Early Review of draft-ietf-dnsop-dns-error-reporting-04
review-ietf-dnsop-dns-error-reporting-04-secdir-early-sheffer-2023-06-26-00
review-ietf-dnsop-dns-error-reporting-04-secdir-early-sheffer-2023-06-26-00
I am not a DNS expert so these may or may not be real issues. But I would appreciate the authors' clarifications. - The error reports are unauthenticated. Some possible implications include: (1) Operators may choose to implement automated responses to error reports, and will not consider that the source of the reports is untrusted. (2) An adversary may create massive error report flooding to camouflage an attack.
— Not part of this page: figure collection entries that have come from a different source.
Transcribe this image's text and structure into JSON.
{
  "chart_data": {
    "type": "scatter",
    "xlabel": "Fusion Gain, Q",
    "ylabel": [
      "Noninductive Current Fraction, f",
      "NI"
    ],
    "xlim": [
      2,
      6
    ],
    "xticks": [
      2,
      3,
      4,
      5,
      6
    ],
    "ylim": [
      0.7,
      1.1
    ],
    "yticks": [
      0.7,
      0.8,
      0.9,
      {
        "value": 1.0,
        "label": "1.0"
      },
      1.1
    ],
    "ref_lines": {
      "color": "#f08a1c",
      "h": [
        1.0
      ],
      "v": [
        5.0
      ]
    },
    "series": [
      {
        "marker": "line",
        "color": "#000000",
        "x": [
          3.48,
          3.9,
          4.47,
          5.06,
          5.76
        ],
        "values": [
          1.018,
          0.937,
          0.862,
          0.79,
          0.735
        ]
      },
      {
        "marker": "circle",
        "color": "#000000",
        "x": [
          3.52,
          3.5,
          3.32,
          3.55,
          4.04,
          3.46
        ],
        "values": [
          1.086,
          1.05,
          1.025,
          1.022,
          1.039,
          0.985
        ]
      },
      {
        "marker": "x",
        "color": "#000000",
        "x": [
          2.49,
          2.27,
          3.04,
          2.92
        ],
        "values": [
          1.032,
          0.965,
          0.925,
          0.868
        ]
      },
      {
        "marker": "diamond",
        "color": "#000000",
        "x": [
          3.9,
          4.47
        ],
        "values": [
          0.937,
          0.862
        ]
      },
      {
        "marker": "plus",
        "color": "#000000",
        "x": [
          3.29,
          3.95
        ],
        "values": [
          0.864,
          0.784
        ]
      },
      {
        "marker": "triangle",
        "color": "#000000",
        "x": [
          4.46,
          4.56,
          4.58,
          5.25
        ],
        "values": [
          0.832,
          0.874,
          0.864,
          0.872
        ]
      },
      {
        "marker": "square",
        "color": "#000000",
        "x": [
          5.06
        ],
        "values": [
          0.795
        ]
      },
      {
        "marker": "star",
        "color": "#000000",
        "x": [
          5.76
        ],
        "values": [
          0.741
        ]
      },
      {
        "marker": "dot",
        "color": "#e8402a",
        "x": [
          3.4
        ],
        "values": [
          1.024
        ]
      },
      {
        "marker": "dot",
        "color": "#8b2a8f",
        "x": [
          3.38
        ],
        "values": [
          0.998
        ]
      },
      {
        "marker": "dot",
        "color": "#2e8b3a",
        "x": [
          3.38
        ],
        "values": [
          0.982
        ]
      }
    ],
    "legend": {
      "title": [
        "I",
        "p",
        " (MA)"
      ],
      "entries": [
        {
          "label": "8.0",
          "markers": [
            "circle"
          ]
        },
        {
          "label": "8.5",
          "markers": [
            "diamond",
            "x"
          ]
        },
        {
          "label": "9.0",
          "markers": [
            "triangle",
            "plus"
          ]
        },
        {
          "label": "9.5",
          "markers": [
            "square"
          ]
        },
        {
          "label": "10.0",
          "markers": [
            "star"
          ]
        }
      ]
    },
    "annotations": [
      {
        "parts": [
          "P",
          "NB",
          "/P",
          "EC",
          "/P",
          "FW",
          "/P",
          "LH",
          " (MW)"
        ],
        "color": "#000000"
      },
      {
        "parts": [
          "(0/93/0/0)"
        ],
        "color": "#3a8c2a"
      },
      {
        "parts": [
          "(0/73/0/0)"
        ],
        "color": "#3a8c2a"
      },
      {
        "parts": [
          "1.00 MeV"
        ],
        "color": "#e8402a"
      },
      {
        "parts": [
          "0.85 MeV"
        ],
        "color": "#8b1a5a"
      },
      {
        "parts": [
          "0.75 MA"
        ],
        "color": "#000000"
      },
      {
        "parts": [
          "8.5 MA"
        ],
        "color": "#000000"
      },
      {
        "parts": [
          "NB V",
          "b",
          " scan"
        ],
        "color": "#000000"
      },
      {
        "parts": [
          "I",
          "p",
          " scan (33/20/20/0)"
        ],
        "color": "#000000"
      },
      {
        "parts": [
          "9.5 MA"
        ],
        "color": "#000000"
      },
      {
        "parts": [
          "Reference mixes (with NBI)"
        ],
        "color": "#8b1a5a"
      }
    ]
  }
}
At minimum, I suggest to mention these risks in the security considerations. - "Authentication significantly increases the burden on the reporting resolver without any benefit to the monitoring agent, authoritative server or reporting resolver." I'm not sure I agree there's no benefit: a known, trusted set of reporting resolvers can provide a higher level of confidence in the error reports, and potentially enable more automated processing of these reports. CDNs may become such trusted resolvers, for example. - In general, is there value to error reporting in the absence of (aggregated) reporting on success? In other words, when evaluating a stream of errors, isn't it important to measure the percentage of errors as part of the overall number of requests for a particular domain? - This is yet another DNS covert channel. Should we mention it in the Security Considerations? - What is the broader effect of avoiding DNSSEC for the agent domain? Does it interfere with policies (and their automated enforcement) such as "sign everything under .tld"? - More formally, there is no normative language around avoiding DNSSEC. Is it a SHOULD? - DNS query name minimization - shouldn't there be some guidance on this? Clearly minimization does not apply to the actual error portion of the report QNAME.